Ten aanzien van de proceskosten
4.10. Het Hof acht geen termen aanwezig voor een veroordeling in de proceskosten als bedoeld in artikel 8:75 van de Algemene wet bestuursrecht.
5. Beslissing
Het Hof bevestigt de uitspraak van de Rechtbank.
Aldus gedaan op: 28 oktober 2011 door P. Fortuin, voorzitter, P.A.M. Pijnenburg en M.B.A. van Hout, leden, in tegenwoordigheid van J.W.J. van der Heijden, griffier. De beslissing is op die datum ter openbare zitting uitgesproken en afschriften van de uitspraak zijn op die datum aangetekend aan partijen verzonden.
Het aanwenden van een rechtsmiddel
Tegen deze uitspraak kunnen beide partijen binnen zes weken na de verzenddatum beroep in cassatie instellen bij de Hoge Raad der Nederlanden (Belastingkamer), Postbus 20303, 2500 EH 's-Gravenhage. Daarbij moet het volgende in acht worden genomen.
1. Bij het beroepschrift wordt een afschrift van deze uitspraak overgelegd.

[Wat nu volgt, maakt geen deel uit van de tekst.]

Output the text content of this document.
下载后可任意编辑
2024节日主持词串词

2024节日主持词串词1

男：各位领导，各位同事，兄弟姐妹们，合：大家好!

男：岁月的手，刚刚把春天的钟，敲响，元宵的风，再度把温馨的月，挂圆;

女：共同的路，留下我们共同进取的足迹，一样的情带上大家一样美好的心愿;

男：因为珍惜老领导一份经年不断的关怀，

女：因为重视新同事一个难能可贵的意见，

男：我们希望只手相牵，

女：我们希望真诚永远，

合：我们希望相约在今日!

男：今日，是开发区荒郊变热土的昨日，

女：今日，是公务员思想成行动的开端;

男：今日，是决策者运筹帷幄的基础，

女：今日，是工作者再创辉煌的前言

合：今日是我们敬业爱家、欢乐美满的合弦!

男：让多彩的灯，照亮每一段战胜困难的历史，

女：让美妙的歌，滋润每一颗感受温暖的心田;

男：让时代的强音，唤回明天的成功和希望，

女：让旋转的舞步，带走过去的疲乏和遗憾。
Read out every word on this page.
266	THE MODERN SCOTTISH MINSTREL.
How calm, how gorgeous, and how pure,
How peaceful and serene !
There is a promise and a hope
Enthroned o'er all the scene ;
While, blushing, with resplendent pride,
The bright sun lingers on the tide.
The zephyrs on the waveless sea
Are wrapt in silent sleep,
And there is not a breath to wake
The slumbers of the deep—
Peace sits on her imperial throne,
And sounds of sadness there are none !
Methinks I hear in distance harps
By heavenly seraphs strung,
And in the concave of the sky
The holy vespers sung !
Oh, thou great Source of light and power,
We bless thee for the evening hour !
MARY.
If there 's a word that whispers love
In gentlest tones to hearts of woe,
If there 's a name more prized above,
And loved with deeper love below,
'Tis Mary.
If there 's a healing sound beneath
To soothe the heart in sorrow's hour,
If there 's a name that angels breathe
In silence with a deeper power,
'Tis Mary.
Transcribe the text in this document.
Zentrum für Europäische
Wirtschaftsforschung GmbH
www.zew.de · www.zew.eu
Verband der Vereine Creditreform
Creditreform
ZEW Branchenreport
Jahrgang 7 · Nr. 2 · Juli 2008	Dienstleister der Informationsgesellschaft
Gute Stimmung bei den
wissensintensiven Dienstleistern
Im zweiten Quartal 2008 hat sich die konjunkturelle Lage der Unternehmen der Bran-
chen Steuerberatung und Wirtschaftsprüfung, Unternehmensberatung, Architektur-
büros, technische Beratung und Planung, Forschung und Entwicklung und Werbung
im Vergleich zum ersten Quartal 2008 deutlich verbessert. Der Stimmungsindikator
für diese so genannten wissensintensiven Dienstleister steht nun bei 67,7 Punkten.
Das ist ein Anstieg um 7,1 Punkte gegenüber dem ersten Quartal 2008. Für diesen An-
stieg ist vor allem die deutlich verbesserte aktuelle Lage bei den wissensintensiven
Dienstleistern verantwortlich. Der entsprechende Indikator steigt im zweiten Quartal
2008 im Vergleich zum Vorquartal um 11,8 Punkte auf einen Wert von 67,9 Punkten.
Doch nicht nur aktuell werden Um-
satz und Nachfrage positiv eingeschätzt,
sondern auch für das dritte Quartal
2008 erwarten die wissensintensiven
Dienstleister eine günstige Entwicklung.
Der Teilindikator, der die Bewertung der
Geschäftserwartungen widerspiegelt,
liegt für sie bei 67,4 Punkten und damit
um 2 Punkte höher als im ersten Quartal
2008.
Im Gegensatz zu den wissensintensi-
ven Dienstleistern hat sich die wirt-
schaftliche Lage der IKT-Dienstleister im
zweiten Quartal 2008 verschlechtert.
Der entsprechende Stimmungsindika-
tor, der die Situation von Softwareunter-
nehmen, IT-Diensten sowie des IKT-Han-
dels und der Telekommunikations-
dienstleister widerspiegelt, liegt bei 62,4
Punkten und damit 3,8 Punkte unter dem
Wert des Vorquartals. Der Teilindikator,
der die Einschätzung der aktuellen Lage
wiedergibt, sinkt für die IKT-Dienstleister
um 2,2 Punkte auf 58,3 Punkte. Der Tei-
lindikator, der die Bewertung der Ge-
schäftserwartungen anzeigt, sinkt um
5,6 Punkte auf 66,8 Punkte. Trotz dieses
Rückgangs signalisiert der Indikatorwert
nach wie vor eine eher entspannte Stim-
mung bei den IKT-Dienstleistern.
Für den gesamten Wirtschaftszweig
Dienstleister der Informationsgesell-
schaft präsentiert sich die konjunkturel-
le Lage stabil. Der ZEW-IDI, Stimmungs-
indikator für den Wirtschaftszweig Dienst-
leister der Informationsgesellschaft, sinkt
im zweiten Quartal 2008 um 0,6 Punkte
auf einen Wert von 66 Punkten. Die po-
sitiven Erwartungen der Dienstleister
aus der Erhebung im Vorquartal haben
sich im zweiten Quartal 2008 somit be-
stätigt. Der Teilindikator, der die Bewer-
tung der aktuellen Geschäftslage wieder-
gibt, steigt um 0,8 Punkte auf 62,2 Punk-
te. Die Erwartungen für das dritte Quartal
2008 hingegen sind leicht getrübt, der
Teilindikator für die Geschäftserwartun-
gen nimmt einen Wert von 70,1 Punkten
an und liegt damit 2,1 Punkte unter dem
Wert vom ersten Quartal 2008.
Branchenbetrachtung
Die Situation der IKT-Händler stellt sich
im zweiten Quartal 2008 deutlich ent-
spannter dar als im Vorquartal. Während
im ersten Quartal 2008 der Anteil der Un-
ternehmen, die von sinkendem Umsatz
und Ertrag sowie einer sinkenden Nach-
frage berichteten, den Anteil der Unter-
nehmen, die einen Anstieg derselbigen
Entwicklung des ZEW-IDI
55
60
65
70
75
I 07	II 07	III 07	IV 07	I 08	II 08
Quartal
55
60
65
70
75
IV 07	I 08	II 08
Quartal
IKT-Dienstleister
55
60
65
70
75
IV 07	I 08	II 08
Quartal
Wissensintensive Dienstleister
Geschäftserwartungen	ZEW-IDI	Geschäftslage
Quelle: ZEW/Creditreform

2. Het beroepschrift moet ondertekend zijn en ten minste het volgende vermelden:
a) de naam en het adres van de indiener;
b) een dagtekening;
c) een omschrijving van de uitspraak waartegen het beroep in cassatie is gericht;
d) de gronden van het beroep in cassatie.
Voor het instellen van beroep in cassatie is griffierecht verschuldigd. Na het instellen van beroep in cassatie ontvangt de indiener een nota griffierecht van de griffier van de Hoge Raad.
In het cassatieberoepschrift kan de Hoge Raad verzocht worden om de wederpartij te veroordelen in de proceskosten.